Wenn Familien die Kraft verlässt: Wer pflegt die Eltern, wenn alles zusammenbricht?

Seniorin (Foto: Roland W. Waniek)


Vier von fünf Freunden kümmern sich um die Pflege ihrer Eltern. So nüchtern notiert es Hanna Mack in ihrem n Bericht für die „Welt am Sonntag“. Ihre Worte beschreiben eine Realität, die in Deutschland immer mehr Familien betrifft – und zunehmend ein System an seine Grenzen bringt. Von unserer Gastautorin Stephanie Maier.

Christian Graggaber, Geschäftsführer von Prosenio, fordert deshalb mehr gesellschaftliche und politische Anerkennung. In einem viel beachteten Essay schreibt er: „Pflegende Angehörige leben zwischen tiefer Hingabe und ständiger Überforderung. Sie opfern Zeit, Gesundheit und Einkommen für ihre Liebsten – ohne Pausen, ohne Urlaub und ohne Gehalt. Vom Heben, Lagern und Waschen bis zur Organisation medizinischer Maßnahmen sind pflegende Angehörige mit Aufgaben konfrontiert, die nicht selten ihre physischen Grenzen überschreiten.“

Graggaber weiß, wovon er spricht. Als erfahrener Berater kennt er die Nöte von Angehörigen, die oft zwischen beruflichen und privaten Verpflichtungen zerrieben werden. Zugleich fordert er die Politik auf, endlich Verantwortung zu übernehmen: „Häusliche Pflege ist keine Nische, sondern mittlerweile das Rückgrat unseres Systems. Und dieses Rückgrat steht vor dem Zusammenbruch, wenn die Unterstützung nicht massiv ausgebaut wird.“ Konkret verlangt er steuerliche Erleichterungen, kostenlose Pflegehilfsmittel und verpflichtende Schulungen, um die Pflege sicherer und effizienter zu machen.
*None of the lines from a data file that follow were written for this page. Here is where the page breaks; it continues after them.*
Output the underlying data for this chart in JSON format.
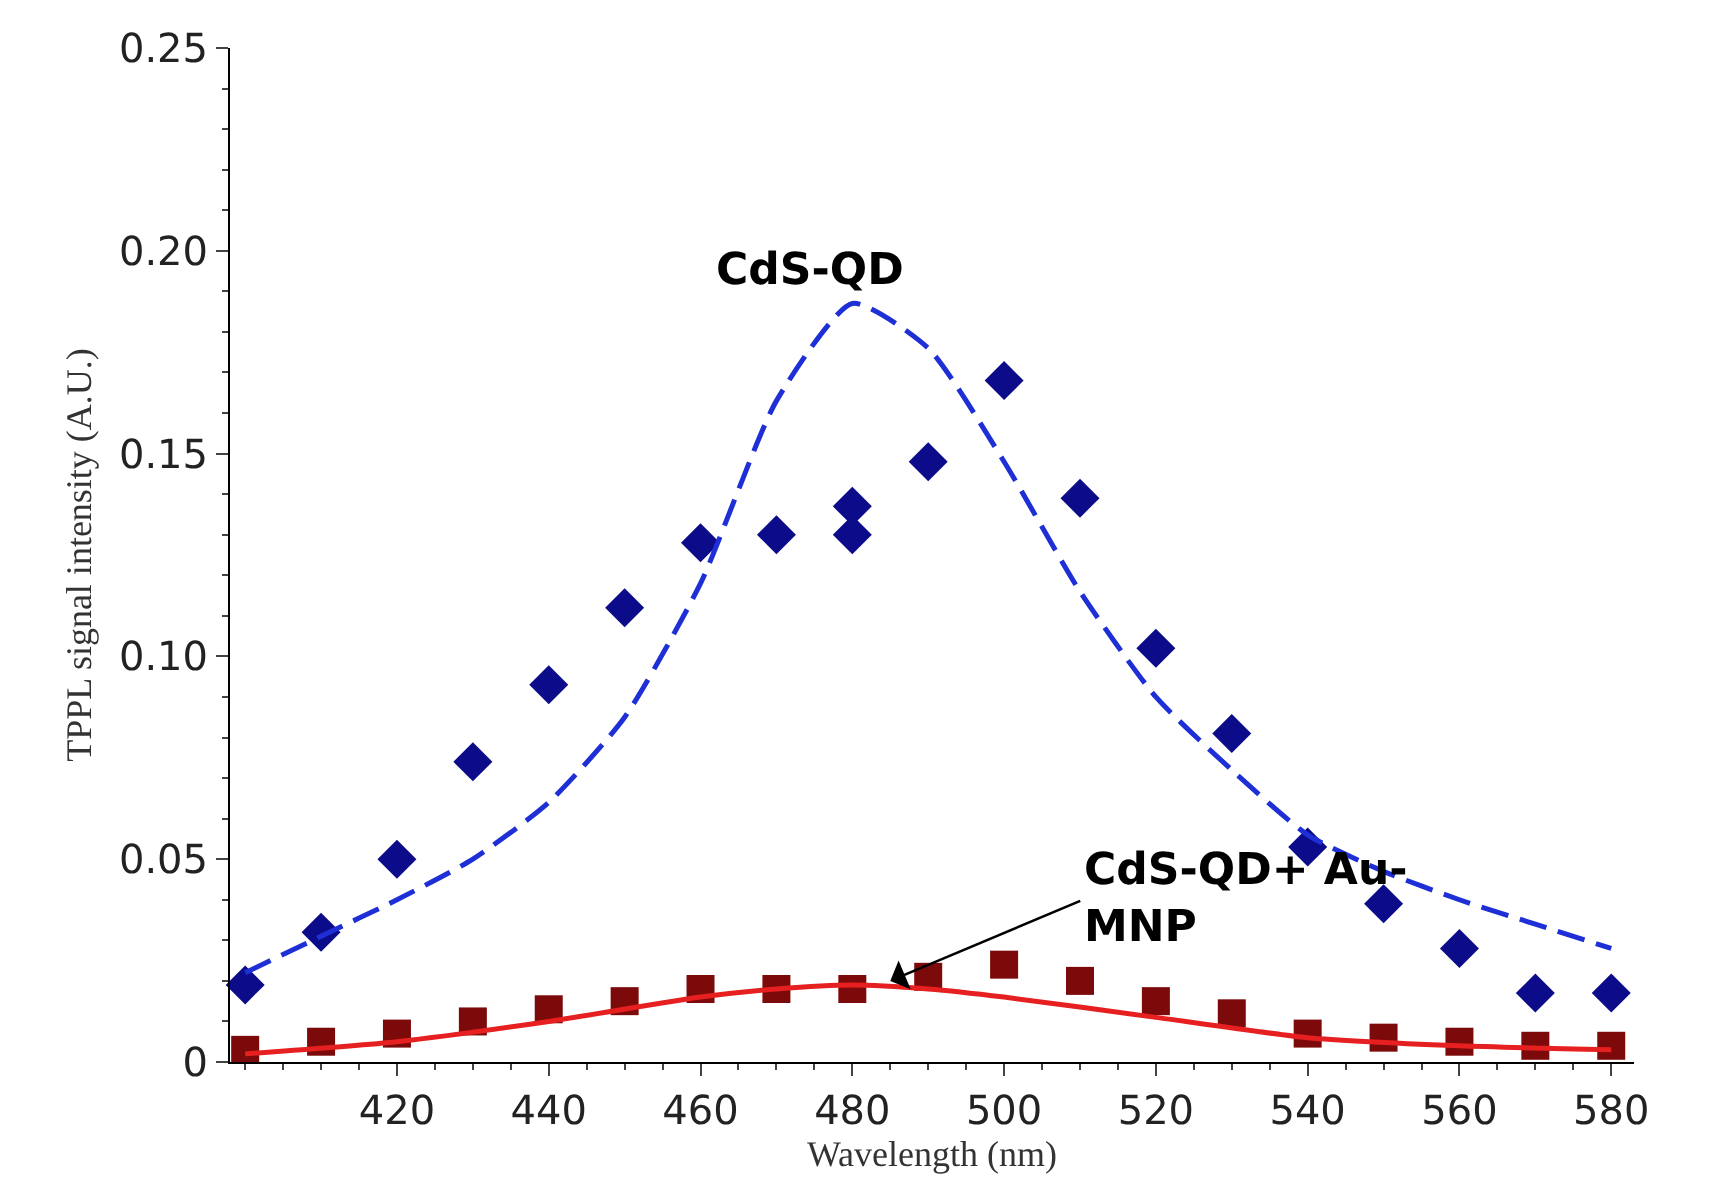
{
  "chart_data": {
    "type": "scatter",
    "xlabel": "Wavelength (nm)",
    "ylabel": "TPPL signal intensity (A.U.)",
    "xlim": [
      398,
      583
    ],
    "xticks": [
      420,
      440,
      460,
      480,
      500,
      520,
      540,
      560,
      580
    ],
    "ylim": [
      0,
      0.25
    ],
    "yticks": [
      0,
      0.05,
      {
        "value": 0.1,
        "label": "0.10"
      },
      0.15,
      {
        "value": 0.2,
        "label": "0.20"
      },
      0.25
    ],
    "series": [
      {
        "type": "line",
        "color": "#1f2fd6",
        "line_style": "dashed",
        "marker": "none",
        "x": [
          400,
          410,
          420,
          430,
          440,
          450,
          460,
          470,
          480,
          490,
          500,
          510,
          520,
          530,
          540,
          550,
          560,
          570,
          580
        ],
        "values": [
          0.022,
          0.031,
          0.04,
          0.05,
          0.064,
          0.085,
          0.118,
          0.163,
          0.187,
          0.176,
          0.148,
          0.116,
          0.09,
          0.072,
          0.056,
          0.047,
          0.04,
          0.034,
          0.028
        ]
      },
      {
        "type": "line",
        "color": "#e62020",
        "line_style": "solid",
        "marker": "none",
        "x": [
          400,
          420,
          440,
          460,
          470,
          480,
          490,
          500,
          520,
          540,
          560,
          580
        ],
        "values": [
          0.002,
          0.005,
          0.01,
          0.016,
          0.018,
          0.019,
          0.018,
          0.016,
          0.011,
          0.006,
          0.004,
          0.003
        ]
      },
      {
        "color": "#0c0c8a",
        "marker": "diamond",
        "x": [
          400,
          410,
          420,
          430,
          440,
          450,
          460,
          470,
          480,
          480,
          490,
          500,
          510,
          520,
          530,
          540,
          550,
          560,
          570,
          580
        ],
        "values": [
          0.019,
          0.032,
          0.05,
          0.074,
          0.093,
          0.112,
          0.128,
          0.13,
          0.13,
          0.137,
          0.148,
          0.168,
          0.139,
          0.102,
          0.081,
          0.053,
          0.039,
          0.028,
          0.017,
          0.017
        ]
      },
      {
        "color": "#7d0a0a",
        "marker": "square",
        "x": [
          400,
          410,
          420,
          430,
          440,
          450,
          460,
          470,
          480,
          490,
          500,
          510,
          520,
          530,
          540,
          550,
          560,
          570,
          580
        ],
        "values": [
          0.003,
          0.005,
          0.007,
          0.01,
          0.013,
          0.015,
          0.018,
          0.018,
          0.018,
          0.021,
          0.024,
          0.02,
          0.015,
          0.012,
          0.007,
          0.006,
          0.005,
          0.004,
          0.004
        ]
      }
    ],
    "annotations": [
      {
        "text": "CdS-QD",
        "x": 480,
        "y": 0.187
      },
      {
        "text": "CdS-QD+ Au-MNP",
        "x": 485,
        "y": 0.02
      }
    ]
  }
}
Zahlen, die ein Systemproblem belegen

Die Herausforderung ist immens: Laut der „Welt am Sonntag“ gab es 2023 in Deutschland rund 5,2 Millionen Pflegebedürftige. Die überwiegende Mehrheit von ihnen, rund 84 Prozent, wurde zu Hause versorgt. Angesichts der demografischen Entwicklung dürfte sich daran auch 2024 kaum etwas ändern. Doch ohne die Unterstützung von Familienmitgliedern droht der Kollaps. „Wenn Sohn, Tochter, Enkelkinder, Neffen und Nichten nicht wären, könnte die Politik den Notstand ausrufen,“ sind nicht nur Experten überzeugt.

Hinzu kommt der Fachkräftemangel: Der Pflegeberuf bleibt unattraktiv, viele offene Stellen können nicht besetzt werden. Die Folge: Angehörige springen ein – oft bis zur Erschöpfung.

Politik unter Zugzwang

„Pflege wird noch teurer werden, Pflegebedürftige und ihre Angehörigen wissen jetzt schon oft nicht mehr, wie sie die Kosten stemmen sollen,“ sagt Macit Karaahmetoglu, SPD-Bundestagsabgeordneter aus Ludwigsburg. Als Vorsitzender des Arbeiter-Samariter-Bundes in der Region Stuttgart erlebt er täglich die Probleme, mit denen Familien und Pflegeeinrichtungen gleichermaßen zu kämpfen haben.

Auch die Senioren-Union der CDU fordert mehr Unterstützung. Ihr Bundesvorsitzender Dr. Fred-Holger Ludwig kritisiert das bisherige Engagement der Bundesregierung als unzureichend: „Bisher hat die Regierung nicht genügend Maßnahmen ergriffen, um die Lage pflegender Angehöriger entscheidend zu verbessern,“ sagt Ludwig. Neben finanzieller Hilfe fordert er bessere Beratungsangebote, um Familien zu entlasten, die sich um ältere oder hilfsbedürftige Angehörige kümmern.

Ein System am Scheideweg

Der Ruf nach Reformen wird immer lauter – doch die Frage bleibt, ob die Politik schnell genug handelt, um ein System zu retten, das auf den Schultern derer lastet, die oft selbst am Limit sind. Pflegende Angehörige brauchen mehr als Anerkennung: Sie brauchen Entlastung. „Andernfalls droht eine Belastung, die weit über den Einzelnen hinausgeht – und die Gesellschaft als Ganzes betrifft“, ist ProSenio-Geschäftsführer Christian Graggaber überzeugt.